Teacher’s tearful selfie video reveals struggles of online teaching amid COVID-19

A Florida teacher’s emotional video is sparking conversation as she described challenges she faces with online instruction amid the COVID-19 pandemic.

Kinder’s story was soon shared by local media outlets and she received messages from fellow educators who revealed their own struggles with remote teaching.

“I think I was at my breaking point,” Kinder told “Good Morning America.” “I’ve never recorded myself upset before. I didn’t think I was going to cry.”

“I feel like I’m failing my students because I can’t be there for them like I could in a classroom,” she added.

Kinder has been teaching for six years. She said she volunteered to teach online, believing she’d excel at it.

However, Kinder quickly learned it was more difficult than anticipated — making sure her class can absorb her lessons through computer screens. She also employs the same, standardized pretests to all her students regardless of their learning model.

“When you speak to the kids [who are learning online], there’s no way to privately talk to them,” she said. “It’s difficult to pull a student in a separate meeting. It puts you on hold with the 30 other kids. In class, I simply walk over. In a classroom, I can see if a student is stuck on No. 2 for a few minutes. I can’t see that online.”

Kinder’s colleague, Cheryl Lindstrom, told “GMA” she agrees with Kinder’s message.

“My complaint is, secure online testing seems to be an oxymoron,” said Lindstrom, a sixth through ninth grade social studies teacher who teaches online every other day. “I don’t know where they’re taking the test, how many devices are open…my concern is, how valid is the data we’re collecting through an online assessment because it’s not a controlled environment.”

Kinder said her school closed the second week of March and adopted an e-learning model for the remainder of the year, due to COVID-19.

Children returned to in-person learning in the last week of August. Parents who opted for remote learning have to follow the same, daily schedule as in-person learners.

Kinder said she works in a Title 1 school where some of the children come from low income households. Since the pandemic, guidance counselors and social workers have been trying to track down students that have not been seen, or heard from for a month of school.

For students who returned, Kinder said some are excelling in e-learning and some are not. She feels learning online does not equate to the same education many children would receive in class.
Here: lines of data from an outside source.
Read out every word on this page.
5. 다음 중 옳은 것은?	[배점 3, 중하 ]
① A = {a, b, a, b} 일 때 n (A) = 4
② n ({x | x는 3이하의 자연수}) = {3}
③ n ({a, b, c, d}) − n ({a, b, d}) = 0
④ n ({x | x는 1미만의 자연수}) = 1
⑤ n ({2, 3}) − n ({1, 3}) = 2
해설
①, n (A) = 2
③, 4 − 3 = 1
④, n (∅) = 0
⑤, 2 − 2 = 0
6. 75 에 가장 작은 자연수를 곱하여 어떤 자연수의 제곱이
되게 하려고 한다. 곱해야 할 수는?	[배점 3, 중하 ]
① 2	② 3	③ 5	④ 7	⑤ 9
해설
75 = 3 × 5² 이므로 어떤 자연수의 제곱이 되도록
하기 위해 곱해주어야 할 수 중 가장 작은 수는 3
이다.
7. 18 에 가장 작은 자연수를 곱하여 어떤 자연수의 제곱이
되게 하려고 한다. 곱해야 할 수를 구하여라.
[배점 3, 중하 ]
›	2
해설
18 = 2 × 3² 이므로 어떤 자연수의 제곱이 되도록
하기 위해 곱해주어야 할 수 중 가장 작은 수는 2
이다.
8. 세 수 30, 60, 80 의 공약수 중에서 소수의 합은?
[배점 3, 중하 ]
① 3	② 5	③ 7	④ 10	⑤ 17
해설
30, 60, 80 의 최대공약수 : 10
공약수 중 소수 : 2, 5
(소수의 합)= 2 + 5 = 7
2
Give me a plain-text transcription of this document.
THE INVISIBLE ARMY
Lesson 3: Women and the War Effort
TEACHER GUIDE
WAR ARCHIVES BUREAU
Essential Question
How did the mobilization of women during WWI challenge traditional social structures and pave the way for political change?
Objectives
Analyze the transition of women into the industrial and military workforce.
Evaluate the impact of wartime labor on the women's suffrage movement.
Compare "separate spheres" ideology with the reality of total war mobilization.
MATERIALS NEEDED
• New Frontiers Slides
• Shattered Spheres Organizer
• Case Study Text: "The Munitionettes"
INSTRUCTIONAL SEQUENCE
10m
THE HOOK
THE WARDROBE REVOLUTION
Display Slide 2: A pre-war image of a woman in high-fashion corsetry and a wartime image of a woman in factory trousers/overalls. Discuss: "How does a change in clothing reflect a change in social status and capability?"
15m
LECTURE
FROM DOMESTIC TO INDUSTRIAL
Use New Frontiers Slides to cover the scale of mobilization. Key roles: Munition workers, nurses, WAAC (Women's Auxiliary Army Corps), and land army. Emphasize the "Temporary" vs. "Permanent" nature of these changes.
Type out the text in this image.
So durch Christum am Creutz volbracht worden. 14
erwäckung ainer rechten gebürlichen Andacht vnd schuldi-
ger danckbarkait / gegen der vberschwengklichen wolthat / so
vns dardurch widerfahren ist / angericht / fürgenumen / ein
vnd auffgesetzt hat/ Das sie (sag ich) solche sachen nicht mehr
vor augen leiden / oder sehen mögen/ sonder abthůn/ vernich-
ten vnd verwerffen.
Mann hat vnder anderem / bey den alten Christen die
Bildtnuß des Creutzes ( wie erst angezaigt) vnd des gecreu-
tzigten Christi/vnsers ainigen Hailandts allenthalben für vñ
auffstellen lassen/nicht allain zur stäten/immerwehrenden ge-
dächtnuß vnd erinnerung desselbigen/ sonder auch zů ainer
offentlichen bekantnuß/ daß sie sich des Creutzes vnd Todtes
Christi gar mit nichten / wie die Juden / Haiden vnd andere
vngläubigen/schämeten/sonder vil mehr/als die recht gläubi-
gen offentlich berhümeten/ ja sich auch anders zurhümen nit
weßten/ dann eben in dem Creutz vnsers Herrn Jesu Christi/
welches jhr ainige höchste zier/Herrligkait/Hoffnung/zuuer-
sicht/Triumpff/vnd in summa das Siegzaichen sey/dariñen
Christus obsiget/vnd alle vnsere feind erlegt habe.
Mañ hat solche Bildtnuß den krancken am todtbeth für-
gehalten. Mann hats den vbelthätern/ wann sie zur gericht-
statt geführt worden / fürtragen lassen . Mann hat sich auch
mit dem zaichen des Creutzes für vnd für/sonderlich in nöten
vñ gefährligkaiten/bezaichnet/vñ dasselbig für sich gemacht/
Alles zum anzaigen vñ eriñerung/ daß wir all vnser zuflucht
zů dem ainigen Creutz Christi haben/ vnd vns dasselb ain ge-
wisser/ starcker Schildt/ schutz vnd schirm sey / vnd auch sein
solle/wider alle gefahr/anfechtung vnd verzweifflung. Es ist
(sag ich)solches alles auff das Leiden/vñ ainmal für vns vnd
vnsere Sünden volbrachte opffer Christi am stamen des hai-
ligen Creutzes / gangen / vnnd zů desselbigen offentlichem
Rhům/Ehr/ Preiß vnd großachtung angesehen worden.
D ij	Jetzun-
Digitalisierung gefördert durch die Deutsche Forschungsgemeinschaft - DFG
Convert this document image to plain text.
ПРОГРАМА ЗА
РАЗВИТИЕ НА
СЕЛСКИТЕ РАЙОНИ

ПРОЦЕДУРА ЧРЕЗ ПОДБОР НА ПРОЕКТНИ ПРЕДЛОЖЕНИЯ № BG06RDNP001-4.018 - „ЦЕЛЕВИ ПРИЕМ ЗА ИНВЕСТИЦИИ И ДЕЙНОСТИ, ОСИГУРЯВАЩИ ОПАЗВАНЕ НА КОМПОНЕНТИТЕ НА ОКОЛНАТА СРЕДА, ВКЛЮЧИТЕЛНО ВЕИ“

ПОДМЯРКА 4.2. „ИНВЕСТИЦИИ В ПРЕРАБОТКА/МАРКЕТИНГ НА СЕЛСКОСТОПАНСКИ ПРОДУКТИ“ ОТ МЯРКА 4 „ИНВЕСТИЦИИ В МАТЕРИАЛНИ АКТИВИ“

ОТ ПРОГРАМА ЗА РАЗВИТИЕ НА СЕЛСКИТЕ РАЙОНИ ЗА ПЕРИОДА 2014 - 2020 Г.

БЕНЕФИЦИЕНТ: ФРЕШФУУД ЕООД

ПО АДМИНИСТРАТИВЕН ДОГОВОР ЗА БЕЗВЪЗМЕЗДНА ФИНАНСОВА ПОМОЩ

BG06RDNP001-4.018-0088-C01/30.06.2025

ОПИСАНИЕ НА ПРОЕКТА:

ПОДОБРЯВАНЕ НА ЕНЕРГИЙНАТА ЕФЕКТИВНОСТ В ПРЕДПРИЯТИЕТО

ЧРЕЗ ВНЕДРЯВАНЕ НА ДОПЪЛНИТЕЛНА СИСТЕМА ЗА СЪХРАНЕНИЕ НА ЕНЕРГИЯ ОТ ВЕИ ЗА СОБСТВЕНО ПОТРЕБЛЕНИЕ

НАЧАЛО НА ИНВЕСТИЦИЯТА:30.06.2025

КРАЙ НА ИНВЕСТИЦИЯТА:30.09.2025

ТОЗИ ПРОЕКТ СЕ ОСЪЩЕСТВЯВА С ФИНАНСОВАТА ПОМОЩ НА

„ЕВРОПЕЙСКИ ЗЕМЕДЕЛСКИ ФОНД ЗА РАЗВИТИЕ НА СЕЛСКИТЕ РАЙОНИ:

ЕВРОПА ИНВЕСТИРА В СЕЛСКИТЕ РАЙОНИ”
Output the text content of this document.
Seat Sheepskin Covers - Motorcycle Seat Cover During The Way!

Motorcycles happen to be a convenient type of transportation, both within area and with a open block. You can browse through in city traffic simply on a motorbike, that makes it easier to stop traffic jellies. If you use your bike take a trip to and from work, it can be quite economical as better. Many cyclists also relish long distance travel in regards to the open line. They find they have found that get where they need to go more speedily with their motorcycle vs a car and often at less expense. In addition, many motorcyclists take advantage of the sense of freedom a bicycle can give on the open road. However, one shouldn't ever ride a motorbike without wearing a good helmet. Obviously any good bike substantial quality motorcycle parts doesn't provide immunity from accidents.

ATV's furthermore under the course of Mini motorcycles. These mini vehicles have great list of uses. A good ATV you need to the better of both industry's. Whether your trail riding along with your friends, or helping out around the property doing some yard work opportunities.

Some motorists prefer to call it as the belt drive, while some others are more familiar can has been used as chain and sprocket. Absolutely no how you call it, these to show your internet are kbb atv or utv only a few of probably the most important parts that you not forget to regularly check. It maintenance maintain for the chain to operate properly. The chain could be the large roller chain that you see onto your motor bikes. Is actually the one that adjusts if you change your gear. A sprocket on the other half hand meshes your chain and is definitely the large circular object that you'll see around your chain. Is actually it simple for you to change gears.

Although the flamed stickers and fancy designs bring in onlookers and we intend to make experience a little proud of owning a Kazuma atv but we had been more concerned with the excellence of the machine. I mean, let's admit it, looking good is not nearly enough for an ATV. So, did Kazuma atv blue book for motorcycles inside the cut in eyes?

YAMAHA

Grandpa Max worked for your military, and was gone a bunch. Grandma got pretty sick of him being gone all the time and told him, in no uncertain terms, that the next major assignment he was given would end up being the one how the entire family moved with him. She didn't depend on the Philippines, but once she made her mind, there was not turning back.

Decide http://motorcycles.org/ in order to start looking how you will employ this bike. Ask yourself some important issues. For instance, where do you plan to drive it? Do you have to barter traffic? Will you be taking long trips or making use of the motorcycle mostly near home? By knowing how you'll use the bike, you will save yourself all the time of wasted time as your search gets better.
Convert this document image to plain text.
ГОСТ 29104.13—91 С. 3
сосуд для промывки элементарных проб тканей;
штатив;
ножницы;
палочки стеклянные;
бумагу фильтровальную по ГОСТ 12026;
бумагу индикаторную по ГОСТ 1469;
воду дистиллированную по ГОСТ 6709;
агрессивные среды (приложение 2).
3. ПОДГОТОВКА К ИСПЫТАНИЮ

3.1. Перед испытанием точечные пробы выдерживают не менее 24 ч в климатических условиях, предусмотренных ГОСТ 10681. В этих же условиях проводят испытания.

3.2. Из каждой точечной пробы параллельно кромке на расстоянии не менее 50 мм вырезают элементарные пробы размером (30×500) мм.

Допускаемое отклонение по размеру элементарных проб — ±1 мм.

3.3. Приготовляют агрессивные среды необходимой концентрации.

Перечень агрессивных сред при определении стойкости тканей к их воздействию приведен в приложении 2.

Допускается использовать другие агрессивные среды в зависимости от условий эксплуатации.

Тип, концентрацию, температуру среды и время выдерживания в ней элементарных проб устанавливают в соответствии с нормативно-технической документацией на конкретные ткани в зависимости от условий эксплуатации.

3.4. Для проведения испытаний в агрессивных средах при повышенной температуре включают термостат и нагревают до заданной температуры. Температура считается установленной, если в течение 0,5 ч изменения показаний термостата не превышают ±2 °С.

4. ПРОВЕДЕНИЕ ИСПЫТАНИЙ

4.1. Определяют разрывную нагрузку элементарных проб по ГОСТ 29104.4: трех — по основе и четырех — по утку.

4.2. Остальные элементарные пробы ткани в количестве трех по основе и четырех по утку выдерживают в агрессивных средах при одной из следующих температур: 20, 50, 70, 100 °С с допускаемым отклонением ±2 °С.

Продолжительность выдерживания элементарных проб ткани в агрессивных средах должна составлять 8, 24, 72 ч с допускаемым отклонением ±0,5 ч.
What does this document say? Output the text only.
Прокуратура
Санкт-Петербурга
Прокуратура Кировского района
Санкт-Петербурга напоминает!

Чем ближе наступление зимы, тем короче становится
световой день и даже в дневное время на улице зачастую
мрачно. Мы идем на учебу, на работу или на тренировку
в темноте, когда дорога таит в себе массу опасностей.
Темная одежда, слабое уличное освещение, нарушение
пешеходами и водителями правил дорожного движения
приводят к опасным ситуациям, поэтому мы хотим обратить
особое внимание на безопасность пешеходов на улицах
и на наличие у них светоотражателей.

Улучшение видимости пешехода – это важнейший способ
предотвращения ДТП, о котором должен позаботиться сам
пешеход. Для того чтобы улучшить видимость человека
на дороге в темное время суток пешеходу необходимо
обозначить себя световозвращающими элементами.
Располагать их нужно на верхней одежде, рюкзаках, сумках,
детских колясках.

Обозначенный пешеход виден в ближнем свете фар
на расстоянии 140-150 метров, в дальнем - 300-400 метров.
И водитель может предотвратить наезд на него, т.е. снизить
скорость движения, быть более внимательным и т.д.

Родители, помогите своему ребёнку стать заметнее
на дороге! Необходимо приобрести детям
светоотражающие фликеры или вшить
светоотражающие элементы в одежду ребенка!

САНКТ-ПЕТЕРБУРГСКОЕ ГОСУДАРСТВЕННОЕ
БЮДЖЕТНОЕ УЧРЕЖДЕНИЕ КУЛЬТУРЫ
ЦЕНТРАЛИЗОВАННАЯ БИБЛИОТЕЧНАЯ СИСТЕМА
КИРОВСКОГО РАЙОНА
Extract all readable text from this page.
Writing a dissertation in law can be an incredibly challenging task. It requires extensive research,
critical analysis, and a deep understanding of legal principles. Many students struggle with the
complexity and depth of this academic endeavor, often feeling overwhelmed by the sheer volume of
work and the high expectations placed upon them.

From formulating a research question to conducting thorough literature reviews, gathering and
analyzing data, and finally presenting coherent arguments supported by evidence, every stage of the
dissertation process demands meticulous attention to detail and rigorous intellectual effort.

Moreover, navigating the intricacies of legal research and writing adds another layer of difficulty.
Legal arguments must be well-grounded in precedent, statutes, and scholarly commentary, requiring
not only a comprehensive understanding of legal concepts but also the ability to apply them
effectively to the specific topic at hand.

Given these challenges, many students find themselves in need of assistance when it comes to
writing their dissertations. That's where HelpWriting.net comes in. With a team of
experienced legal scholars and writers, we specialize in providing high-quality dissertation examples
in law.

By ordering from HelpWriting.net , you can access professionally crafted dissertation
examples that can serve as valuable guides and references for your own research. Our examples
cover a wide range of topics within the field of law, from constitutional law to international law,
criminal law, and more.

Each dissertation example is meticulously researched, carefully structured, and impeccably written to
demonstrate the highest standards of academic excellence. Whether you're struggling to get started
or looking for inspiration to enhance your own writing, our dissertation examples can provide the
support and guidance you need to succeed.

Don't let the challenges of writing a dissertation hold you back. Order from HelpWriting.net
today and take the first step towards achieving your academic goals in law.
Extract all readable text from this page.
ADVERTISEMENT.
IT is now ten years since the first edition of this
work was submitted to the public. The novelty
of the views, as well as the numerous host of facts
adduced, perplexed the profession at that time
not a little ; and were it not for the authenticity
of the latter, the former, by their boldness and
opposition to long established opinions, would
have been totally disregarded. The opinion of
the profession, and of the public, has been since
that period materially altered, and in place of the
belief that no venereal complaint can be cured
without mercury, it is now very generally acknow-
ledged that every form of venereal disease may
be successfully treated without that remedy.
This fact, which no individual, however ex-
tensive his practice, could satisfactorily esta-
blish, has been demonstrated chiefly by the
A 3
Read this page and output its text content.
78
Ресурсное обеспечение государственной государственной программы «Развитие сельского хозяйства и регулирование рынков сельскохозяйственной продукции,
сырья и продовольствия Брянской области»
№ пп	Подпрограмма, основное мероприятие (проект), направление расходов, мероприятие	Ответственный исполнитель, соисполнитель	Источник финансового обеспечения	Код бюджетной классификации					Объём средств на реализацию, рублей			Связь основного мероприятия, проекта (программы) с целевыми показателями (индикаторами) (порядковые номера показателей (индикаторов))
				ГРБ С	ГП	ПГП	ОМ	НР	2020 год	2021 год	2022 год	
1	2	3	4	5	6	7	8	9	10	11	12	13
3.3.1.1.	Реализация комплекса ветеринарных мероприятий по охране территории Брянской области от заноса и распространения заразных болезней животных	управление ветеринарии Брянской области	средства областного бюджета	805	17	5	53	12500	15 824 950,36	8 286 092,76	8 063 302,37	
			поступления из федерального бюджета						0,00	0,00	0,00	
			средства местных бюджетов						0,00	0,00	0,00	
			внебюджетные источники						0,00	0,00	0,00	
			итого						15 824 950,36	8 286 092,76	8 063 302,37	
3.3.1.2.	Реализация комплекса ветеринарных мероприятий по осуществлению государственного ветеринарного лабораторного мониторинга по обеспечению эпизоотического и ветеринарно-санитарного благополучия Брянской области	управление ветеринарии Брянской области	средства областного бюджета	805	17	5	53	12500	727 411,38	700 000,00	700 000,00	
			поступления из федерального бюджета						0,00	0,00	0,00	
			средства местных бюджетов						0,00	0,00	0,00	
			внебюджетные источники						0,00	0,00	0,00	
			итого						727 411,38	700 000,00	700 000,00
“My students, a significant amount of them are failing, and it’s 80 students with an F out of 150. Normally, it’s maybe four, and that’s the largest number of failing students,” Kinder said, adding that this statistic has improved.

In Kinder’s video, she spotlights her frustrations regarding Marion County Public School District’s mandated online standardized testing.

Kinder said the assessments measure where students are academically in the beginning of the school year, and at the end.

“A huge issue the first two weeks of school is there were 187 students at the time and I had to see all of them on Microsoft Teams,” Kinder said, adding that Microsoft Teams wouldn’t allow her to monitor if all students had their cameras on. Now, she’s using Zoom.

Kinder recently spoke before the school board and proposed possible solutions for tech issues teachers and students face. She said a majority of class time is often spent troubleshooting.

Marion County Public Schools said its district is assembling a technology task force to address the issues Kinder, and others have mentioned. The district hopes to provide solutions making “the online learning process more productive and efficient” for teachers, students and families, the district noted.

“We invited Ms. Kinder to be part of this task force when she presented to our school board members last month,” the district told “GMA.” “Additional members include more teachers, parents, students, technology employees and others.”

Kinder said she’s glad positive action is taking place.

“I don’t want my [students’] parents thinking I don’t want to be online teaching,” she said. “I think the kids are excited that I’m fighting for change and more support … I’m [also] fighting for change for teachers across the nation.”

Other changes Kinder would like to see are smaller class sizes, reconsideration on how teachers are evaluated during the pandemic and discounts from large internet companies for students whose families can’t afford decent Wi-Fi, she said.